Aug 23, 2024, 12:00 AM
Aug 23, 2024, 12:00 AM

Baidu Struggles with Ad Revenue Due to AI Challenges

Highlights
  • Baidu's core advertising business shrank in the second quarter.
  • The company is facing challenges in monetizing its artificial intelligence technologies.
  • This decline in ad revenue is impacting Baidu's financial performance.
Story

Baidu, the leading Chinese search engine, reported a contraction in its core advertising business during the second quarter, a trend analysts predict may persist throughout the year. The company's shares fell significantly, dropping as much as 7% in Hong Kong and 4.4% on the Nasdaq, reflecting investor concerns over its financial performance. The online marketing segment, which typically constitutes over half of Baidu's revenue, saw a 2% year-on-year decline, totaling 19.2 billion yuan ($2.64 billion). Overall sales remained flat at 33.9 billion yuan, although net income rose by 5% to 5.5 billion yuan compared to the previous year. Baidu's CEO, Robin Li, attributed the advertising downturn to a sluggish recovery in consumer spending, particularly affecting small- and medium-sized advertisers reliant on offline activities. Li noted that these advertisers are adopting a cautious approach to their ad expenditures.

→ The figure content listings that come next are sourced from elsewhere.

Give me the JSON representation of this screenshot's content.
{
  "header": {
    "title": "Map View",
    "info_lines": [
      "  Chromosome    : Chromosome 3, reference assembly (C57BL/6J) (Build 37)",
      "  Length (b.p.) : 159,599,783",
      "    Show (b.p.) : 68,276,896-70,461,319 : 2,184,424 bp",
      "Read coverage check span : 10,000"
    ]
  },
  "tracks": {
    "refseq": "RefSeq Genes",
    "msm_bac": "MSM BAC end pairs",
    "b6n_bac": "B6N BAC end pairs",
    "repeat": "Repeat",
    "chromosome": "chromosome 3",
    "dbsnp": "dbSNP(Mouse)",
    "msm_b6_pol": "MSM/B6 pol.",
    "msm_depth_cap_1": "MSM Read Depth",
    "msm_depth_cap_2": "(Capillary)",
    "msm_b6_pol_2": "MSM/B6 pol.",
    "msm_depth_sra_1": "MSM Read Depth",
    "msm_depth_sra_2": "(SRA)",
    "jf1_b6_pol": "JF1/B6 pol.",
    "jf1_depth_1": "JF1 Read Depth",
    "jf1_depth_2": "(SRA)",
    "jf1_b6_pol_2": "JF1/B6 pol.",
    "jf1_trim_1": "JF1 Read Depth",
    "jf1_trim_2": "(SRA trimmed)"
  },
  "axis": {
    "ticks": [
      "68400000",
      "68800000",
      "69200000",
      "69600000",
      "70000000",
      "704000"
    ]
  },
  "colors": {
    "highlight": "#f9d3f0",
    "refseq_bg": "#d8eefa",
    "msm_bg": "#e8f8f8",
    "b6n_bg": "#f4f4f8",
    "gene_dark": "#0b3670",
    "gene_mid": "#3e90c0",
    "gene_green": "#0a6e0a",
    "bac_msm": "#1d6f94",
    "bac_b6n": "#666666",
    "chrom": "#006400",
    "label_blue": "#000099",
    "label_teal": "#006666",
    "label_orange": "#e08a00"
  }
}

Despite challenges, Baidu's generative AI technologies have begun to play a more significant role, now accounting for 18% of search results, an increase from 11% in May. However, this shift has led to fewer opportunities for ad placements, as users increasingly engage with AI-generated content rather than traditional web pages. Analysts, including Jefferies' Thomas Chong, predict that Baidu's advertising sales could decline by 4% year-on-year in the upcoming quarter due to these dynamics. Nonetheless, there is optimism regarding the potential for monetization as Baidu explores upgrades to its advertising system. In a positive development, Baidu's autonomous ride-hailing service, Apollo Go, reported a 26% increase in rides, providing 899,000 rides in the second quarter, indicating growth in its non-advertising ventures.